Hey, dude, sorry for late reply. I don't know whether that problem has been solved or not, and I never tried that two environments before. It's sometimes really tricky and stochastic for dpn to solve those relatively "easy" environments, which requires subtle parameters setting or even some lucky to make it work. In my opinion, I think you should larger the learning rate or try to use a smaller replay buffer size. You could mail me, I think we could solve it together.

nancyhwr commented 4 years ago

Thank you for the reply. I also posted the same question on reddit and there is one guy also tried to ran DDQN on breakout and pong with ram input and it doesn't work either with his code. So I am suspecting the DDQN itself could ever work with the atari ram input.

For the cartpole, I def will try other parameter setting. I wrote one myself later according to yours, and it worked, but just super slow.

Thank you very much for this help!! If you have any thoughts on training the atari games with ram input version, please let me know. It's so strange for me.

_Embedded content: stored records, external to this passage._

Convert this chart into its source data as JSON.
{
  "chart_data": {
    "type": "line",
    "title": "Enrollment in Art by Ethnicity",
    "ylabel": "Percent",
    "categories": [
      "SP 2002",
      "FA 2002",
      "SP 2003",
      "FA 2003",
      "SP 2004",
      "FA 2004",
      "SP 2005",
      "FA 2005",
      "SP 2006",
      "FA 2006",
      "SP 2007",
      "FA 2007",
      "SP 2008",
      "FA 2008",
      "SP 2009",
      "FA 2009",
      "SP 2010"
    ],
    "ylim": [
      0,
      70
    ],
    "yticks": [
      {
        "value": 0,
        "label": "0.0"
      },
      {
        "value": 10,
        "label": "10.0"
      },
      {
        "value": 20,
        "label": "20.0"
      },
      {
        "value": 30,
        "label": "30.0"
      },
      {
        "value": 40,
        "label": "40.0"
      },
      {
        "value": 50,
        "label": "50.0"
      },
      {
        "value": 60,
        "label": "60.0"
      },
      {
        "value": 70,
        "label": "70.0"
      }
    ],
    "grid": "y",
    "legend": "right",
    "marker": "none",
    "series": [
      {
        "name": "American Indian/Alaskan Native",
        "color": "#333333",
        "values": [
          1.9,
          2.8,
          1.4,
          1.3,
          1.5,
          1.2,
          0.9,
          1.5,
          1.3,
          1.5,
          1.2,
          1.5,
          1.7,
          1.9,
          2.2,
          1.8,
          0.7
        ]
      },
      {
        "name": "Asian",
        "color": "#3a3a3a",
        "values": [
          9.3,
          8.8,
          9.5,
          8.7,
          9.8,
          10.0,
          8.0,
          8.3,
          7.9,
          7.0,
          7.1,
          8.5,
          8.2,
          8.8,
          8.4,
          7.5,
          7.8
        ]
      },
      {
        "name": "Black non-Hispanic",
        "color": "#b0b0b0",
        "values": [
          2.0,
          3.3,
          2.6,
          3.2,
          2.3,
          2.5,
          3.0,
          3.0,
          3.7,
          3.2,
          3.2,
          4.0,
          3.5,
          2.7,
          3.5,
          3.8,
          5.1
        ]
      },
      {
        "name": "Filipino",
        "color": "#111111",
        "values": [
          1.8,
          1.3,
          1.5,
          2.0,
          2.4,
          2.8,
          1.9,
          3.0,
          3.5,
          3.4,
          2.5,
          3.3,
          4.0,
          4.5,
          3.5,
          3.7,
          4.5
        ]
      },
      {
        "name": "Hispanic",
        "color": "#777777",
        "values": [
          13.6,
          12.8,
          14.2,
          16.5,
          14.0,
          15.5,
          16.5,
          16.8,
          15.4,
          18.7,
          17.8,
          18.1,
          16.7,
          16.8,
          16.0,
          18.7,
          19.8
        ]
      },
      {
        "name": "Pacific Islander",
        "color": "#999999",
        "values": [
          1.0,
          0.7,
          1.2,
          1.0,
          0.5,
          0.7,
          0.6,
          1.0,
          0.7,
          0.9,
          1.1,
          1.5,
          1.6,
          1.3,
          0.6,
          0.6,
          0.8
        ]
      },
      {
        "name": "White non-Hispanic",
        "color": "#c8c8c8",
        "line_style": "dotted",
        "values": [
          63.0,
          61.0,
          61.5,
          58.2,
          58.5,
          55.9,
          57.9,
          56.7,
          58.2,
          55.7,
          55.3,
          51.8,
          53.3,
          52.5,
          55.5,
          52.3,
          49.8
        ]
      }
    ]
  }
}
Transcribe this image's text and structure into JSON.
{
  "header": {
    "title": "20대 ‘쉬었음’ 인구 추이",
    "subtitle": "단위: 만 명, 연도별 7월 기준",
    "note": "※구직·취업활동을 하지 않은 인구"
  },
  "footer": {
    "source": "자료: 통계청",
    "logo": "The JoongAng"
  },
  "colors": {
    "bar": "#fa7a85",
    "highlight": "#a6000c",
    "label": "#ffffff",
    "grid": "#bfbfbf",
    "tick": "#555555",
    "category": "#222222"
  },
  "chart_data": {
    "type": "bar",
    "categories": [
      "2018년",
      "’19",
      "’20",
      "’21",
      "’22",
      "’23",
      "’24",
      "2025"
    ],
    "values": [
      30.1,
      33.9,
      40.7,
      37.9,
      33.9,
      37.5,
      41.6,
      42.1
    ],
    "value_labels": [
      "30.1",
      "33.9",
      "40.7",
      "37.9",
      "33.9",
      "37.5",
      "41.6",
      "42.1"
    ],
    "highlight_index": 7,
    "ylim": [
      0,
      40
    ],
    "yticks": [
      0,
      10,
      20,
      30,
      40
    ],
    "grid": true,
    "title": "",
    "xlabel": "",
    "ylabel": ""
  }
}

Huixxi commented 4 years ago

Ok, I will~ But in general, to run the cartpole environment shouldn’t be that slow, a relative small network will handle it. And you can also try some policy gradient method like, Actor-critic, PPO etc. And you could also contact me if you have other reinforcement learning question, I will try my best to help.

nancyhwr commented 4 years ago

Thank you so much!!! That means so much!